De suggestie die in dit boek wordt gedaan, is dat het idee van individualiteit een illusie is, een hypnotische toestand, een droom, die overigens nog steeds wordt gecreëerd door dezelfde dragende kracht die ervoor zorgde dat je hart begon te kloppen, dat je geboren werd, dat je begon met ademen, dat je begon te drinken en op een gegeven moment begon met denken. Ook het idee dat je een op zichzelf staand wezentje bent, is afkomstig van dezelfde bron, dezelfde universele intelligentie. Deze gedachte werd niet gecreëerd door jou. Geen enkele gedachte was ooit van jou.

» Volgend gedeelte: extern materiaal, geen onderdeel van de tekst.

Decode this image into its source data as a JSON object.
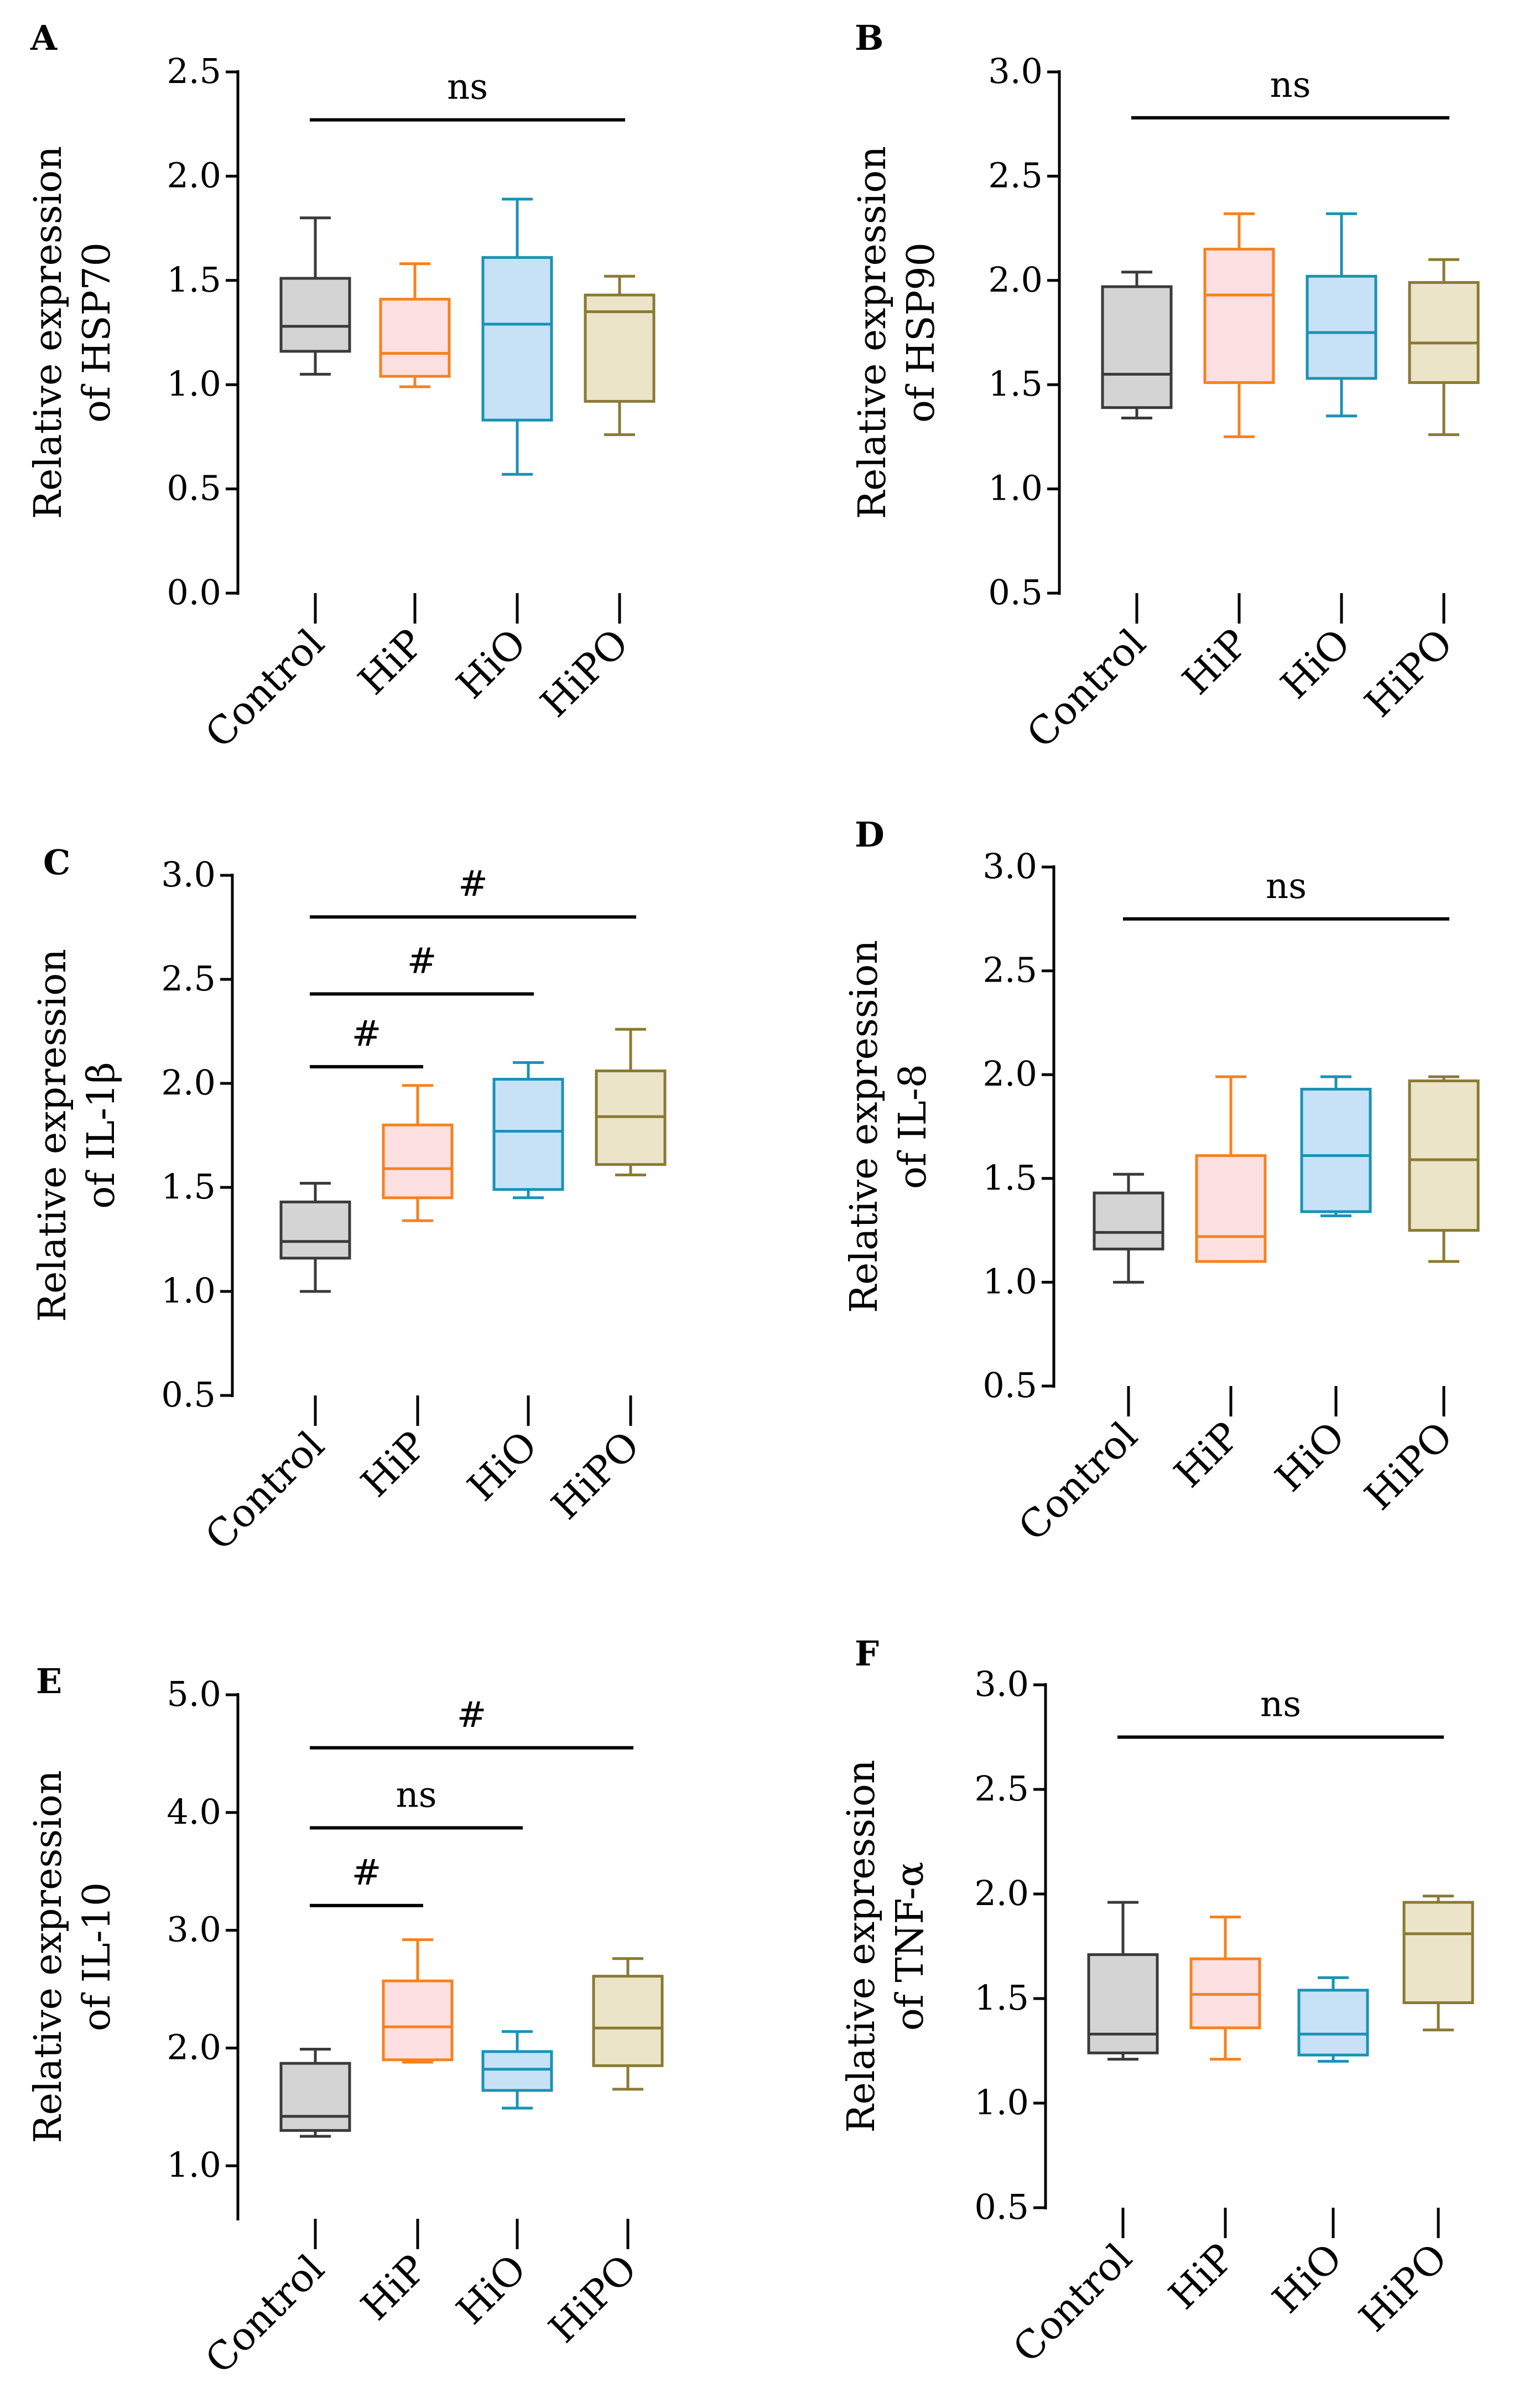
{
  "figure": {
    "colors": {
      "Control": {
        "stroke": "#3a3a3a",
        "fill": "#d4d4d4"
      },
      "HiP": {
        "stroke": "#f5821f",
        "fill": "#fde0e2"
      },
      "HiO": {
        "stroke": "#1a92b5",
        "fill": "#c7e2f7"
      },
      "HiPO": {
        "stroke": "#8a7a33",
        "fill": "#ebe4c8"
      }
    }
  },
  "chart_data": [
    {
      "panel": "A",
      "type": "box",
      "ylabel": [
        "Relative expression",
        "of HSP70"
      ],
      "categories": [
        "Control",
        "HiP",
        "HiO",
        "HiPO"
      ],
      "ylim": [
        0.0,
        2.5
      ],
      "ticks": [
        "0.0",
        "0.5",
        "1.0",
        "1.5",
        "2.0",
        "2.5"
      ],
      "series": [
        {
          "name": "Control",
          "min": 1.05,
          "q1": 1.16,
          "median": 1.28,
          "q3": 1.51,
          "max": 1.8
        },
        {
          "name": "HiP",
          "min": 0.99,
          "q1": 1.04,
          "median": 1.15,
          "q3": 1.41,
          "max": 1.58
        },
        {
          "name": "HiO",
          "min": 0.57,
          "q1": 0.83,
          "median": 1.29,
          "q3": 1.61,
          "max": 1.89
        },
        {
          "name": "HiPO",
          "min": 0.76,
          "q1": 0.92,
          "median": 1.35,
          "q3": 1.43,
          "max": 1.52
        }
      ],
      "annotations": [
        {
          "text": "ns",
          "from": "Control",
          "to": "HiPO",
          "y": 2.27
        }
      ]
    },
    {
      "panel": "B",
      "type": "box",
      "ylabel": [
        "Relative expression",
        "of HSP90"
      ],
      "categories": [
        "Control",
        "HiP",
        "HiO",
        "HiPO"
      ],
      "ylim": [
        0.5,
        3.0
      ],
      "ticks": [
        "0.5",
        "1.0",
        "1.5",
        "2.0",
        "2.5",
        "3.0"
      ],
      "series": [
        {
          "name": "Control",
          "min": 1.34,
          "q1": 1.39,
          "median": 1.55,
          "q3": 1.97,
          "max": 2.04
        },
        {
          "name": "HiP",
          "min": 1.25,
          "q1": 1.51,
          "median": 1.93,
          "q3": 2.15,
          "max": 2.32
        },
        {
          "name": "HiO",
          "min": 1.35,
          "q1": 1.53,
          "median": 1.75,
          "q3": 2.02,
          "max": 2.32
        },
        {
          "name": "HiPO",
          "min": 1.26,
          "q1": 1.51,
          "median": 1.7,
          "q3": 1.99,
          "max": 2.1
        }
      ],
      "annotations": [
        {
          "text": "ns",
          "from": "Control",
          "to": "HiPO",
          "y": 2.78
        }
      ]
    },
    {
      "panel": "C",
      "type": "box",
      "ylabel": [
        "Relative expression",
        "of IL-1β"
      ],
      "categories": [
        "Control",
        "HiP",
        "HiO",
        "HiPO"
      ],
      "ylim": [
        0.5,
        3.0
      ],
      "ticks": [
        "0.5",
        "1.0",
        "1.5",
        "2.0",
        "2.5",
        "3.0"
      ],
      "series": [
        {
          "name": "Control",
          "min": 1.0,
          "q1": 1.16,
          "median": 1.24,
          "q3": 1.43,
          "max": 1.52
        },
        {
          "name": "HiP",
          "min": 1.34,
          "q1": 1.45,
          "median": 1.59,
          "q3": 1.8,
          "max": 1.99
        },
        {
          "name": "HiO",
          "min": 1.45,
          "q1": 1.49,
          "median": 1.77,
          "q3": 2.02,
          "max": 2.1
        },
        {
          "name": "HiPO",
          "min": 1.56,
          "q1": 1.61,
          "median": 1.84,
          "q3": 2.06,
          "max": 2.26
        }
      ],
      "annotations": [
        {
          "text": "#",
          "from": "Control",
          "to": "HiPO",
          "y": 2.8
        },
        {
          "text": "#",
          "from": "Control",
          "to": "HiO",
          "y": 2.43
        },
        {
          "text": "#",
          "from": "Control",
          "to": "HiP",
          "y": 2.08
        }
      ]
    },
    {
      "panel": "D",
      "type": "box",
      "ylabel": [
        "Relative expression",
        "of IL-8"
      ],
      "categories": [
        "Control",
        "HiP",
        "HiO",
        "HiPO"
      ],
      "ylim": [
        0.5,
        3.0
      ],
      "ticks": [
        "0.5",
        "1.0",
        "1.5",
        "2.0",
        "2.5",
        "3.0"
      ],
      "series": [
        {
          "name": "Control",
          "min": 1.0,
          "q1": 1.16,
          "median": 1.24,
          "q3": 1.43,
          "max": 1.52
        },
        {
          "name": "HiP",
          "min": 1.1,
          "q1": 1.1,
          "median": 1.22,
          "q3": 1.61,
          "max": 1.99
        },
        {
          "name": "HiO",
          "min": 1.32,
          "q1": 1.34,
          "median": 1.61,
          "q3": 1.93,
          "max": 1.99
        },
        {
          "name": "HiPO",
          "min": 1.1,
          "q1": 1.25,
          "median": 1.59,
          "q3": 1.97,
          "max": 1.99
        }
      ],
      "annotations": [
        {
          "text": "ns",
          "from": "Control",
          "to": "HiPO",
          "y": 2.75
        }
      ]
    },
    {
      "panel": "E",
      "type": "box",
      "ylabel": [
        "Relative expression",
        "of IL-10"
      ],
      "categories": [
        "Control",
        "HiP",
        "HiO",
        "HiPO"
      ],
      "ylim": [
        0.55,
        5.0
      ],
      "ticks": [
        "1.0",
        "2.0",
        "3.0",
        "4.0",
        "5.0"
      ],
      "tick_values": [
        1.0,
        2.0,
        3.0,
        4.0,
        5.0
      ],
      "series": [
        {
          "name": "Control",
          "min": 1.25,
          "q1": 1.3,
          "median": 1.42,
          "q3": 1.87,
          "max": 1.99
        },
        {
          "name": "HiP",
          "min": 1.88,
          "q1": 1.9,
          "median": 2.18,
          "q3": 2.57,
          "max": 2.92
        },
        {
          "name": "HiO",
          "min": 1.49,
          "q1": 1.64,
          "median": 1.82,
          "q3": 1.97,
          "max": 2.14
        },
        {
          "name": "HiPO",
          "min": 1.65,
          "q1": 1.85,
          "median": 2.17,
          "q3": 2.61,
          "max": 2.76
        }
      ],
      "annotations": [
        {
          "text": "#",
          "from": "Control",
          "to": "HiPO",
          "y": 4.55
        },
        {
          "text": "ns",
          "from": "Control",
          "to": "HiO",
          "y": 3.87
        },
        {
          "text": "#",
          "from": "Control",
          "to": "HiP",
          "y": 3.21
        }
      ]
    },
    {
      "panel": "F",
      "type": "box",
      "ylabel": [
        "Relative expression",
        "of TNF-α"
      ],
      "categories": [
        "Control",
        "HiP",
        "HiO",
        "HiPO"
      ],
      "ylim": [
        0.5,
        3.0
      ],
      "ticks": [
        "0.5",
        "1.0",
        "1.5",
        "2.0",
        "2.5",
        "3.0"
      ],
      "series": [
        {
          "name": "Control",
          "min": 1.21,
          "q1": 1.24,
          "median": 1.33,
          "q3": 1.71,
          "max": 1.96
        },
        {
          "name": "HiP",
          "min": 1.21,
          "q1": 1.36,
          "median": 1.52,
          "q3": 1.69,
          "max": 1.89
        },
        {
          "name": "HiO",
          "min": 1.2,
          "q1": 1.23,
          "median": 1.33,
          "q3": 1.54,
          "max": 1.6
        },
        {
          "name": "HiPO",
          "min": 1.35,
          "q1": 1.48,
          "median": 1.81,
          "q3": 1.96,
          "max": 1.99
        }
      ],
      "annotations": [
        {
          "text": "ns",
          "from": "Control",
          "to": "HiPO",
          "y": 2.75
        }
      ]
    }
  ]
}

Hoewel we denken als een autonoom wezen met een vrije wilsbeschikking door het leven te gaan, gaat het leven zonder dat we dit beseffen dus nog stééds helemaal vanzelf. Terwijl we ons geïsoleerd en eenzaam voelen worden we zonder het te beseffen nog steeds gedragen door het grote geheel. Je was nooit alleen, je was nooit verlaten door God, je was altijd thuis, je droomde alleen maar dat het niet zo was. Net zoals alle processen in de natuur volkomen vanzelf gaan – de vogels die in het voorjaar een nest bouwen en in het najaar naar het zuiden trekken, de bloesems en bladeren aan de bomen die uit hun knoppen komen – zo ook voltrekt het drama van het menselijk leven zich helemaal vanzelf. Het idee dat dit niet zo is, het idee dat ‘wij’ de doener zijn, is een grandioze zinsbegoocheling, een massahypnose met slechts éen dirigent aan het roer, slechts éen verantwoordelijke: bewustzijn, eenheid. Wie had ooit kunnen denken dat het allemaal maar een droom was? En wie had kunnen denken dat juist het ontwaken uit deze droom, de capitulatie van het ego, een ultiem bevrijdende ervaring zou zijn?